Production is scheduled for Q4 this year, while back home, engineering for the PSG facility and commissioning of demonstration plant are slated for Q2 next year.

 

Sovereign Metals (ASX:SVM)

The company owns the world-class Kasiya rutile and graphite project in Malawi and just last month scored an increased strategic investment from mining giant Rio Tinto, which upped its stake in the company to 19.9%.

Kasiya ranks as the world’s largest rutile and second largest flake graphite deposit, marking the investment as a major step into the battery metal for Rio, which last year made an initial strategic investment in the company, spending $40.4m to take an initial 15% stake.

Sovereign’s Kasiya orebody in Malawi contains a whopping 1.8Bt at 1% rutile and 1.4% graphite, two thirds of that in the higher confidence indicated category.

While rutile is facing severe deficits in the next five years, it’s Sovereign’s graphite by-product that’s the trump card.

The graphite from Kasiya could reduce its all-in sustaining costs and make it a low-cost supplier to challenge Chinese dominance of a key part of the lithium-ion supply chain, especially considering China’s recent restrictions on graphite exports.

Kasiya would cost US$597m to build but generate US$415m in average annual EBITDA and US$16bn in revenue over its first 25 years of operations, according to a pre-feasibility study released last year.

At 222,000tpa it would be the world’s largest single rutile operation and one of the largest ex-China flake graphite producers at 244,000tpa.

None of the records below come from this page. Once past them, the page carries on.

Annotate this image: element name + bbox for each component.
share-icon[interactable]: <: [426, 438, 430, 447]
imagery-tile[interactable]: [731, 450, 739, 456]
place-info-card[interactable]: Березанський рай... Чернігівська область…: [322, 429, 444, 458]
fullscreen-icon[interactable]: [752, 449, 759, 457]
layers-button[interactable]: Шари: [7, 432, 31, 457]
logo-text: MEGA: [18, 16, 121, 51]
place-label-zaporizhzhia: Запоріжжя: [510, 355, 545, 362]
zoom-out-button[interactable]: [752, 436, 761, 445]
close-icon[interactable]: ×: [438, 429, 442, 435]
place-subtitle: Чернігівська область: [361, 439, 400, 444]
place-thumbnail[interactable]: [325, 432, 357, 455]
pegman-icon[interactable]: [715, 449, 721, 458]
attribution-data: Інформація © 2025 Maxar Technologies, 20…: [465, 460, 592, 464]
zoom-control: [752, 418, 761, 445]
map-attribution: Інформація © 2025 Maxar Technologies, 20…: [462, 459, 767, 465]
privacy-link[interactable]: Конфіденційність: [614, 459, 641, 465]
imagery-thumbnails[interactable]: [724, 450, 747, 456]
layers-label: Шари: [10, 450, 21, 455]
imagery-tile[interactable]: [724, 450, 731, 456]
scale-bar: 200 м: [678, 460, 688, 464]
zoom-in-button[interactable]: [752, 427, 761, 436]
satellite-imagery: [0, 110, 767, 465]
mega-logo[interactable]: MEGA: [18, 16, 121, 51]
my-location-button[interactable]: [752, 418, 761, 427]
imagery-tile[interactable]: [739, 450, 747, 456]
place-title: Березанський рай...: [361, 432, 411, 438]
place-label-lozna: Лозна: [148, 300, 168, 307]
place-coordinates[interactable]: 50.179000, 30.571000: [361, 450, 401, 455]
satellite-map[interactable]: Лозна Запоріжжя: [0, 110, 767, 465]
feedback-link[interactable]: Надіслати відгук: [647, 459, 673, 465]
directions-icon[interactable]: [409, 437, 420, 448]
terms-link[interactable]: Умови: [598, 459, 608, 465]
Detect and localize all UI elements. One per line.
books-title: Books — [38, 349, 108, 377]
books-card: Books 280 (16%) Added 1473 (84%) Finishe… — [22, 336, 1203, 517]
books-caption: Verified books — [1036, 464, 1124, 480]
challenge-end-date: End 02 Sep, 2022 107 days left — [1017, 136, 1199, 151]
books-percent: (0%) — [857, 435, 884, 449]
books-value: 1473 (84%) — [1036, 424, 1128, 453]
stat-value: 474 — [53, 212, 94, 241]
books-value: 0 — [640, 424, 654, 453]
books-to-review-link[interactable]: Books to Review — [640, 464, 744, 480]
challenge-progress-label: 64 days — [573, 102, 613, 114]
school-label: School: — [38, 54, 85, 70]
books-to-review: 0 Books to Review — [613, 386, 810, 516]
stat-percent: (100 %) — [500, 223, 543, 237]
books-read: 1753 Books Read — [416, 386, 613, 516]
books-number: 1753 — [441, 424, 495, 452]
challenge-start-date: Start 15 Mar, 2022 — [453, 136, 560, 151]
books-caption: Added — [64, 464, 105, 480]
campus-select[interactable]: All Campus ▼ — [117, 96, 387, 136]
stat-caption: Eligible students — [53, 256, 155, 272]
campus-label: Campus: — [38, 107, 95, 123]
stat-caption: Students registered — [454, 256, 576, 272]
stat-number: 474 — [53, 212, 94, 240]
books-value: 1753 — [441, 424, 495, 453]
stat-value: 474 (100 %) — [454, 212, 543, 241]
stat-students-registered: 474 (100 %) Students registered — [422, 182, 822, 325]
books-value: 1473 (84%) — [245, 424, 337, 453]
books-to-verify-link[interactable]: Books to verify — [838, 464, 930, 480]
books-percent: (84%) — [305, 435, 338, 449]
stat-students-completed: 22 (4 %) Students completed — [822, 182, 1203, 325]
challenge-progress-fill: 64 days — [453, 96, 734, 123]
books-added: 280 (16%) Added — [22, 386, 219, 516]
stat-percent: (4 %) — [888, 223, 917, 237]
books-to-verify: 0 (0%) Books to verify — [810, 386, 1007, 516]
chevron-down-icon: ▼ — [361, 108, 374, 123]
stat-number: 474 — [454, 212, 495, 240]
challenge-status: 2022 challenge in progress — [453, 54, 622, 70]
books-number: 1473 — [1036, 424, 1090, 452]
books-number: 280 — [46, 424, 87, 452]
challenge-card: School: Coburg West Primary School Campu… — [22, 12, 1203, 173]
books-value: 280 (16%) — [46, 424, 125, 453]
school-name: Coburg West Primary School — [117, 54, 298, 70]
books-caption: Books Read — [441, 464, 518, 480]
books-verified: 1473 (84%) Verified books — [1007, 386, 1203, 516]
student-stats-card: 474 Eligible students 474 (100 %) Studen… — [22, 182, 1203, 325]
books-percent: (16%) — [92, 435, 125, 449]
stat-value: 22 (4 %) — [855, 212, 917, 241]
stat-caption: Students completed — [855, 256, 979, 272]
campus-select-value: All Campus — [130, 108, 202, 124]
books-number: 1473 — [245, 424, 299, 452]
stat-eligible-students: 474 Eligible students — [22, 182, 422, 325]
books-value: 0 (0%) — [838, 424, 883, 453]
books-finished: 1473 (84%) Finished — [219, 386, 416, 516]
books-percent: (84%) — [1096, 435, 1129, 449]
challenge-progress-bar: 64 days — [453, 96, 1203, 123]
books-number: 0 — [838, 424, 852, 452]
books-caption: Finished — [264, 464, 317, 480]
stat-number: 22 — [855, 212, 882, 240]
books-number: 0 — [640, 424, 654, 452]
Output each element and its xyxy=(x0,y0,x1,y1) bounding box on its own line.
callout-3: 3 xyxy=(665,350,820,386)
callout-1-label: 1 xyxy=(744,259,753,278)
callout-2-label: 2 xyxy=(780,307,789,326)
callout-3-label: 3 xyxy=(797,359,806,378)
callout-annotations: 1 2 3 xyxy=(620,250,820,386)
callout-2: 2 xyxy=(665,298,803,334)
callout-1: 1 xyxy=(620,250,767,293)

Costs of US$404/t would make it the lowest cost producer of both products around the world.

 

Lithium Energy (ASX:LEL)

The company is spinning off its Burke and Corella deposits with Novonix’s (ASX:NVX) Mt Dromedary deposit in north-west Queensland into Axon Graphite, which is seeking an ASX listing under the ticker AXG.

As part of the initial public offering process, Axon Graphite undertook a review of Mt Dromedary that led to the updating of its resource to 12.7Mt grading 14.5% TGC, or 1.83Mt contained graphite. Burke has a resource of 9.1Mt at 14.4% TGC, or 1.31Mt of contained graphite, while Corella has a resource of 13.5Mt at 9.5% TGC, or 1.28Mt of contained graphite.

The combination of Mt Dromedary and Burke creates the potential for significant operational synergies and economies of scale through a potentially larger scale open-pit mining operation.

This will in turn provide feedstock for a vertically integrated battery anode material facility based in Queensland.

On completion of the IPO and its entry into the ASX, Axon plans to review existing drilling data and resource models for the Burke and Mt Dromedary deposits to delineate a combined resource. It will also carry out resource development drilling to increase and upgrade the combined resource.

 

At Stockhead we tell it like it is. While Kingsland Minerals, iTech Minerals, Renascor Resources, Sovereign Metals and Lithium Energy are Stockhead advertisers, they did not sponsor this article.